GDO lobileri GDO tohumları üreten dev şirketlerin liderliğinde ve son derece güçlüler. Vermont eyaleti GDO’lu ürünlerin ‘GDO’ludur’ diye etiketlenmesini istedi, bununla ilgili referandum yaptı. Şimdi bu şirketler tarafından dava edildiler. Kaliforniya eyaleti önce ‘GDO’ludur’ etiketi olsun diye karar vermişti. Fakat büyük şirketlerin pirinç fiyatlarını yükseltiriz tehdidiyle karşılaştılar ve etiketler kaldırıldı. Düşünebiliyor musunuz…

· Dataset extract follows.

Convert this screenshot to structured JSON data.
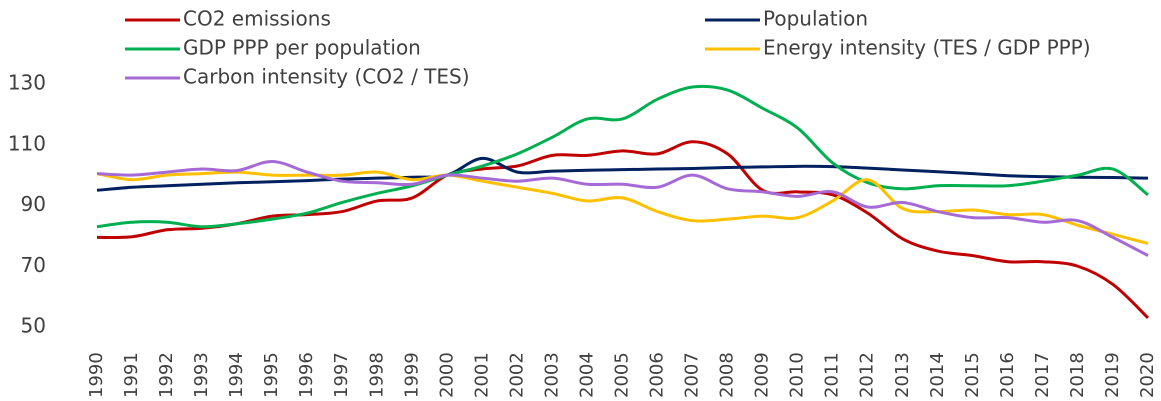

Kanıt yok diye zararsız denemez
Bugün GDO’lar kesinlikle insan sağlığına zararlıdır ya da değildir demek mümkün değil. Çünkü bu sonucu çıkarabileceğimiz yeterli bilimsel çalışma yok. Hayvanlar üstünde yapılan ve GDO’ların zararlarını ortaya koyan çalışmalar genellenebilecek ya da tekrarlanabilecek durumda değil. Zaten bu sonuçları ortaya koyan bilim insanları da ‘marjinal ve yetersiz’ damgası yiyor. Dolayısıyla yeterli kanıt ortaya konulana dek bebeğime organik olduğundan emin olduğum mamaları ve gıdaları veririm. Çünkü örneğin bir mama yıllardır piyasada olabilir ama bu onun güvenli olduğunu göstermez. İnsan sağlığına zararı kanıtlanmadan önce 50 yıl kurşunlu, asbestli ürünlerle yaşadık, bunu hatırlayın.